Acting Commissioner Daniel F. Martucciello III of the New York State Department of Corrections and Community Supervision said, “Removing barriers to re-entry and giving justice-involved people a second chance is critical to the rehabilitation process. The CLEAN Act will not only aid the Department’s efforts to reduce recidivism, but will bring hope to hundreds of thousands of New Yorkers by providing greater access to jobs and housing. I applaud Governor Hochul for her leadership in implementing such impactful change while giving public safety the utmost priority. The Department has already begun working with our state partners to ensure that the Office of Court Administration has the necessary resources to implement this law as quickly as possible.
State Senator Zellnor Myri said, “It’s not every day that we can change our laws to strengthen our communities, make our legal system fairer, improve public safety and grow our economy all at the same time.” But that’s exactly what Clean Slate will do for New Yorkers. I am grateful to Governor Hochul for signing this transformative bill into law, to my partner Assemblywoman Catalina Cruz, and to one of the largest, broadest and most diverse coalitions in state history who helped make this moment possible. To the millions of New Yorkers who will be affected by this law, I am proud to say that the wait is over.”

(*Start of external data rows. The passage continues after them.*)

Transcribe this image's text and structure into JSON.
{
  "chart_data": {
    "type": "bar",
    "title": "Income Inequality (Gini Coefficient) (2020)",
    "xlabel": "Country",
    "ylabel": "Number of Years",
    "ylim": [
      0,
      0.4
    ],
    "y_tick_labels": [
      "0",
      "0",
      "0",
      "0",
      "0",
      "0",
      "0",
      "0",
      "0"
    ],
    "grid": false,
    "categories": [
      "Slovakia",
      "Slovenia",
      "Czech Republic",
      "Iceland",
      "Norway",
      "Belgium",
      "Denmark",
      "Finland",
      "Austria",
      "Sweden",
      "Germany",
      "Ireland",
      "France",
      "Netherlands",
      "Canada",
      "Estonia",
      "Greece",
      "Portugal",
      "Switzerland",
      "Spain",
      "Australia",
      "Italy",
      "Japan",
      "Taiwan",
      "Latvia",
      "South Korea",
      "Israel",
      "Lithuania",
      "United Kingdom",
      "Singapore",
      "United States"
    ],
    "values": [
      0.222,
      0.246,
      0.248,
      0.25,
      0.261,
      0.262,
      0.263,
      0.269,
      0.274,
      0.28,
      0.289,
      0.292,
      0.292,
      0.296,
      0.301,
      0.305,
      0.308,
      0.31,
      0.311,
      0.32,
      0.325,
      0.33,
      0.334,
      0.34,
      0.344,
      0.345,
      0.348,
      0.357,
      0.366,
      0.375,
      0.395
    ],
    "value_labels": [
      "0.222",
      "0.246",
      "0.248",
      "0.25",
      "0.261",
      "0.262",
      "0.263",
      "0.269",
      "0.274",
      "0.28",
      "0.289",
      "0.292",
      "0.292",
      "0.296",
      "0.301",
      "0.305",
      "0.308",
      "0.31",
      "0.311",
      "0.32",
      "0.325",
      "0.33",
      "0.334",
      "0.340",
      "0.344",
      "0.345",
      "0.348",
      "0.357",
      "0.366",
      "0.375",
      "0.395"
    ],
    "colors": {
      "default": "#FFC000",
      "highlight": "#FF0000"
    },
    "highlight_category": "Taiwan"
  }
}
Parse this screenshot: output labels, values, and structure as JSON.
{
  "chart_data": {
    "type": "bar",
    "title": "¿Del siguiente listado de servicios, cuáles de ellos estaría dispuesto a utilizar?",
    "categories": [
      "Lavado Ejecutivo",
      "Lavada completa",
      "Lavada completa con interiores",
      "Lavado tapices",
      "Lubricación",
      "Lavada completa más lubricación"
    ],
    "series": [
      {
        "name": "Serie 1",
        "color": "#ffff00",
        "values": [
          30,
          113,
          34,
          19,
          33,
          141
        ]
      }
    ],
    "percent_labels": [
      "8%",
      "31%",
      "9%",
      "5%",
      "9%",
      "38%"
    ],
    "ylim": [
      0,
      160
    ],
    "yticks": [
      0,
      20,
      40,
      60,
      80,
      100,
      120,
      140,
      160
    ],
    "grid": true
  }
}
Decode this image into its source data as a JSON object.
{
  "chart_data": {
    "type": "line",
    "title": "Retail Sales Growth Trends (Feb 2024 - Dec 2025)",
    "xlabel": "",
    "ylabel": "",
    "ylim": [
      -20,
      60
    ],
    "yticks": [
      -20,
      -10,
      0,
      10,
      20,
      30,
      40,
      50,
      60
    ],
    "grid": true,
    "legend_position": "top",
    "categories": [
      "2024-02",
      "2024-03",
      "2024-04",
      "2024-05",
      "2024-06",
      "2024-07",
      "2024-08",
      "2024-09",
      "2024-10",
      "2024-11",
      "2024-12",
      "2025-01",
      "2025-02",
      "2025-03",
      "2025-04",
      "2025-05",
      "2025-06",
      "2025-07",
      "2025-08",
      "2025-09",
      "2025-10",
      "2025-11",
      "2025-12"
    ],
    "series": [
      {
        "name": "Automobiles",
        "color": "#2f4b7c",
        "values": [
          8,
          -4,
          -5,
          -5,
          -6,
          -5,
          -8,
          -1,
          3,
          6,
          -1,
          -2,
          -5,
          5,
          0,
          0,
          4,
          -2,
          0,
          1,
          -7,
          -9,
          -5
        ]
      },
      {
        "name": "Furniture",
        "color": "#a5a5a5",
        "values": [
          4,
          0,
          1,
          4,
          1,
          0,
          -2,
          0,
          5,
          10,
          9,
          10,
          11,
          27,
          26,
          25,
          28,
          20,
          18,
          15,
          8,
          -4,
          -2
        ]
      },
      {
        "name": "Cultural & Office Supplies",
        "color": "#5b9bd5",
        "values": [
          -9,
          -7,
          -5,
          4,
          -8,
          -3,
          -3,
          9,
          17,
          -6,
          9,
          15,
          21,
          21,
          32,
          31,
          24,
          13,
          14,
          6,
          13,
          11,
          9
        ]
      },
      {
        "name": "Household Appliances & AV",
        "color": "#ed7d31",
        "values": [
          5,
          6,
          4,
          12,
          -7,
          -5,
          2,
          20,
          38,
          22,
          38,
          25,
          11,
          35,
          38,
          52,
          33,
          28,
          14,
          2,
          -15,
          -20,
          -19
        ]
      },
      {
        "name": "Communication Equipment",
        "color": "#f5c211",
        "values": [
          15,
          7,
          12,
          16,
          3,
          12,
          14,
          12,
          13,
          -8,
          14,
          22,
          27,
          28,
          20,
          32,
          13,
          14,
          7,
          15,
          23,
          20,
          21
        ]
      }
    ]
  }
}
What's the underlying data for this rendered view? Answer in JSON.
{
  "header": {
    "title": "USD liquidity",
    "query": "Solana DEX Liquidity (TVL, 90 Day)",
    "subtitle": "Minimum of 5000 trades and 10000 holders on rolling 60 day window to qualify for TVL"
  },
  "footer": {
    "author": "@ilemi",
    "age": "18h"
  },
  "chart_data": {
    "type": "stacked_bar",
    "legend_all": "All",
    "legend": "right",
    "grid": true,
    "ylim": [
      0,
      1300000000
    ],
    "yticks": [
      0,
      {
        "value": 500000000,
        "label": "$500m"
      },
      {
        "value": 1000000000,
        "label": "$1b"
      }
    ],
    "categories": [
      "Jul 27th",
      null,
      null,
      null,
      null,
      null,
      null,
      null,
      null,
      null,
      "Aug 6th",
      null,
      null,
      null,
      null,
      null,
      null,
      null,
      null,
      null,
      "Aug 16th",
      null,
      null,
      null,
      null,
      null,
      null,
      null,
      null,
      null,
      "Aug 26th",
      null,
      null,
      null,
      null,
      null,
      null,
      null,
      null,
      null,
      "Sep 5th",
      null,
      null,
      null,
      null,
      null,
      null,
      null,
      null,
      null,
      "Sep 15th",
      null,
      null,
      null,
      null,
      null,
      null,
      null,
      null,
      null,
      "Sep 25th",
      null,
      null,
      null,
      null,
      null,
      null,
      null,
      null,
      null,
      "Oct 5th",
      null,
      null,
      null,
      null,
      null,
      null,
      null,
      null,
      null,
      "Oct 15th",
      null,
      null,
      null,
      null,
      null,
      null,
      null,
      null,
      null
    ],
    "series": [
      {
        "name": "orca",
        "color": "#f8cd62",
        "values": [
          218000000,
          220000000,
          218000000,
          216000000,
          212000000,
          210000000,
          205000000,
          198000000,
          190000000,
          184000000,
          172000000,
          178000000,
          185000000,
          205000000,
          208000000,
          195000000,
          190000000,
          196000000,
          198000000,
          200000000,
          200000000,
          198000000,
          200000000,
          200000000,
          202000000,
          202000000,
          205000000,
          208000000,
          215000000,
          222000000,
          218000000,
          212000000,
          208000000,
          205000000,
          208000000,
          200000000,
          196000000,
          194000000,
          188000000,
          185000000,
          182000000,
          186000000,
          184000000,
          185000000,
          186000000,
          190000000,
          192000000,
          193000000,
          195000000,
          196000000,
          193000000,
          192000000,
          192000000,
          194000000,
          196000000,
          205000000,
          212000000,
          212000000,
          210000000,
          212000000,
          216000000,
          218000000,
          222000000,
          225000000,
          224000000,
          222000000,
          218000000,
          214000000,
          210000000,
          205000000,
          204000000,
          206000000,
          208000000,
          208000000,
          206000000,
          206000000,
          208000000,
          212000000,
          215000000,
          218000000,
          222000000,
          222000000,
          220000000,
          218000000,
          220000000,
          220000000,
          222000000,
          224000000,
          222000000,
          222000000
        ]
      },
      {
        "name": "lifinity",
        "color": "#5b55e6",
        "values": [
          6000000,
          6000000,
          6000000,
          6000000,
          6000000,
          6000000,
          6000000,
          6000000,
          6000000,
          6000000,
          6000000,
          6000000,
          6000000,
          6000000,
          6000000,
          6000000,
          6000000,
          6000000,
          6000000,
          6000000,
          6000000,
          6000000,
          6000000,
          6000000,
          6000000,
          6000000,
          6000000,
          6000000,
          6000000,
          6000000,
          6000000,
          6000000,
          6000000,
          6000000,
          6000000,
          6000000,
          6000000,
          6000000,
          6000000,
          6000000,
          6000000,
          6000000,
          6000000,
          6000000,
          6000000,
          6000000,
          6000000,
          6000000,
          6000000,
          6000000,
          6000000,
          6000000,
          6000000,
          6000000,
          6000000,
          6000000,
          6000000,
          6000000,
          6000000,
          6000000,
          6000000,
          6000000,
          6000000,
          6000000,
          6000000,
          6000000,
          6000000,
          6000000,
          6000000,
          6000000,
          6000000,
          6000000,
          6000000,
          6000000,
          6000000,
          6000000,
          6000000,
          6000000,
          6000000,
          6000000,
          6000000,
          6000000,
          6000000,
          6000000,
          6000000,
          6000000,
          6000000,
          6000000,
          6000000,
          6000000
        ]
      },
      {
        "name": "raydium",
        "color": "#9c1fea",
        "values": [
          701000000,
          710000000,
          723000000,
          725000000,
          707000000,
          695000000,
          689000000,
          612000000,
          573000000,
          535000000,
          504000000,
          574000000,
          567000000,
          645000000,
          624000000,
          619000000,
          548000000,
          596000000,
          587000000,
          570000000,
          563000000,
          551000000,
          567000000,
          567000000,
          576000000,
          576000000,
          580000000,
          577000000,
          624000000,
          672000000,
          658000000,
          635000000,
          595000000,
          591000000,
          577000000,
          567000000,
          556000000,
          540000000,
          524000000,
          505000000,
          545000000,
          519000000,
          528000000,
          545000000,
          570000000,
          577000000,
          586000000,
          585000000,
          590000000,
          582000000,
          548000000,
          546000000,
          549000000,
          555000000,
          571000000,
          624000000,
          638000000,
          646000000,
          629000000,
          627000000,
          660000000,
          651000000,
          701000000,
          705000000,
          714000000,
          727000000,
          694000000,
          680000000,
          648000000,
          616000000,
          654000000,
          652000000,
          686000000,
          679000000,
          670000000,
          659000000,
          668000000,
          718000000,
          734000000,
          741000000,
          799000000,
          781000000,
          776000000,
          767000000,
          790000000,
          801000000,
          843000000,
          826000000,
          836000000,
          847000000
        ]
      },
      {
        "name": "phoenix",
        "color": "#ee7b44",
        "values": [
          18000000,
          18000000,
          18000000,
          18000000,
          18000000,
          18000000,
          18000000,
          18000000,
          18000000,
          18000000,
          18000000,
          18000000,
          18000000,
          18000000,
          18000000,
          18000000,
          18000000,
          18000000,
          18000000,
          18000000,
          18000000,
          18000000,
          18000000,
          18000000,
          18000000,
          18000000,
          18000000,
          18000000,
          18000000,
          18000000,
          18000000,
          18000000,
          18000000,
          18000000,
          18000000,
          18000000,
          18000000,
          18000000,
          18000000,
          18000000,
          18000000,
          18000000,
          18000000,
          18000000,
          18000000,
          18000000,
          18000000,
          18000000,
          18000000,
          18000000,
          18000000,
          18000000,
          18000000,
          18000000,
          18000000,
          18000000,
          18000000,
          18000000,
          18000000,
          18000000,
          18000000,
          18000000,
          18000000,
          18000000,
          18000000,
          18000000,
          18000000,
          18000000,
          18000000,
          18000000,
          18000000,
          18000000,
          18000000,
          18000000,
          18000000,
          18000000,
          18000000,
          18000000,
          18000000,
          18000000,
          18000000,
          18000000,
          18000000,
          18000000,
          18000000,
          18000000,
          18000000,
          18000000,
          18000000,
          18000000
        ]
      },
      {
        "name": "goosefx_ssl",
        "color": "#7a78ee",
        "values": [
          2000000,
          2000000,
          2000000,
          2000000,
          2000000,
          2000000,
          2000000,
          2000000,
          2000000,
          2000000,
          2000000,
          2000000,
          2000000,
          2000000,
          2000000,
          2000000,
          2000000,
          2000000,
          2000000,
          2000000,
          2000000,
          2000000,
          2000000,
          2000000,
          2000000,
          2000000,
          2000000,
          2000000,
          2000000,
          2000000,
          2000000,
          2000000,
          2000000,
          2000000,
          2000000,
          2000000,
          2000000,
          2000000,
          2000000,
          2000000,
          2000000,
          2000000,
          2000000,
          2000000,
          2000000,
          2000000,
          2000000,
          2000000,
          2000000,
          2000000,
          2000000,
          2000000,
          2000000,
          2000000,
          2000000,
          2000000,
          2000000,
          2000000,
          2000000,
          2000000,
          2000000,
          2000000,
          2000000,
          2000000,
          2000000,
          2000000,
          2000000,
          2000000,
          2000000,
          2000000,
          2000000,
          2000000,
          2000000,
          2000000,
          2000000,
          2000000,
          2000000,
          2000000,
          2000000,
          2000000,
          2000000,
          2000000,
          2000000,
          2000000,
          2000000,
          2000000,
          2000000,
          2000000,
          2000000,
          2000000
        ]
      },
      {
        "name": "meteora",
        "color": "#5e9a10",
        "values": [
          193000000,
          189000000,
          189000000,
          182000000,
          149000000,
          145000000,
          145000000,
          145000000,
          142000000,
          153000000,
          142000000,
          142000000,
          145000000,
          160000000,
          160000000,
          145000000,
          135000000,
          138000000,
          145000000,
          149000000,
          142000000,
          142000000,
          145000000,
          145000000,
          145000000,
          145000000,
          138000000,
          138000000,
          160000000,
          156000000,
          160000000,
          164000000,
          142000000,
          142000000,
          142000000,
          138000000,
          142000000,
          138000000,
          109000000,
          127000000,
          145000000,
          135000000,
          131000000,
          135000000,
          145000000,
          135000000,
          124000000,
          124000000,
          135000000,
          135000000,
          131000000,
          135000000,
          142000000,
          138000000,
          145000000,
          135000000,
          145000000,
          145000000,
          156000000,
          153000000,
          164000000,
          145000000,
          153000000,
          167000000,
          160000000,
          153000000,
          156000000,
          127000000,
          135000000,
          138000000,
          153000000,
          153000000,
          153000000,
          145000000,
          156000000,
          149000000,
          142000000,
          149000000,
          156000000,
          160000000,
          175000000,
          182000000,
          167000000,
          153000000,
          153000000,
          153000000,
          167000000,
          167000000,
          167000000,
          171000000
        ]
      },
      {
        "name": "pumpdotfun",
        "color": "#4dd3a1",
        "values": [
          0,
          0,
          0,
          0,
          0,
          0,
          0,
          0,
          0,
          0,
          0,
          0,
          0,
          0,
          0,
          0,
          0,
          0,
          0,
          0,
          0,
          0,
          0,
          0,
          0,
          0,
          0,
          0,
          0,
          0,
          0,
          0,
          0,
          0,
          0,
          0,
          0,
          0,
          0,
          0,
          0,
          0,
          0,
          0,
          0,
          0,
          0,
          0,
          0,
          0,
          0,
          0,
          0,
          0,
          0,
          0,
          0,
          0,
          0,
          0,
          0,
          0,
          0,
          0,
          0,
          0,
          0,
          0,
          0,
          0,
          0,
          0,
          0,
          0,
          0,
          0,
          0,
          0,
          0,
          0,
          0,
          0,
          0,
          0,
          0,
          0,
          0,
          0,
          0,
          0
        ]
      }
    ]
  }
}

Assemblywoman Catalina Cruz said, I am deeply moved by this incredible step in our journey toward justice, redemption, and economic development. This transformative law aims to offset the harmful effects of a criminal justice system designed to promote unfairness and injustice even after the debt to society has been repaid. Millions of New Yorkers are burdened by the crippling weight of their past convictions. By giving qualified individuals a clean slate, we unlock the doors to decent work, education and housing, fueling economic growth and stability for all New Yorkers. Ensuring that people can work and find housing is the best way to keep our communities safe, reduce recidivism, and break the cycle of poverty and mass incarceration for generations to come. I am proud of the strong and supportive coalition we have built, from labor unions, small and large businesses, to criminal justice and law enforcement activists, as well as religious and civic leaders. It’s a testament to our commitment to building a more inclusive and fair economy where everyone has the opportunity to contribute and thrive, regardless of their background. I would like to thank Governor Hochul for signing this bill into law, as well as Speaker Histie for never wavering in our collective vision. I also want to thank my colleague Senator Mairi and the Clean Slate Coalition for fighting every step of the way so that 2.3 million New Yorkers and their generations can get the second chance they so desperately need.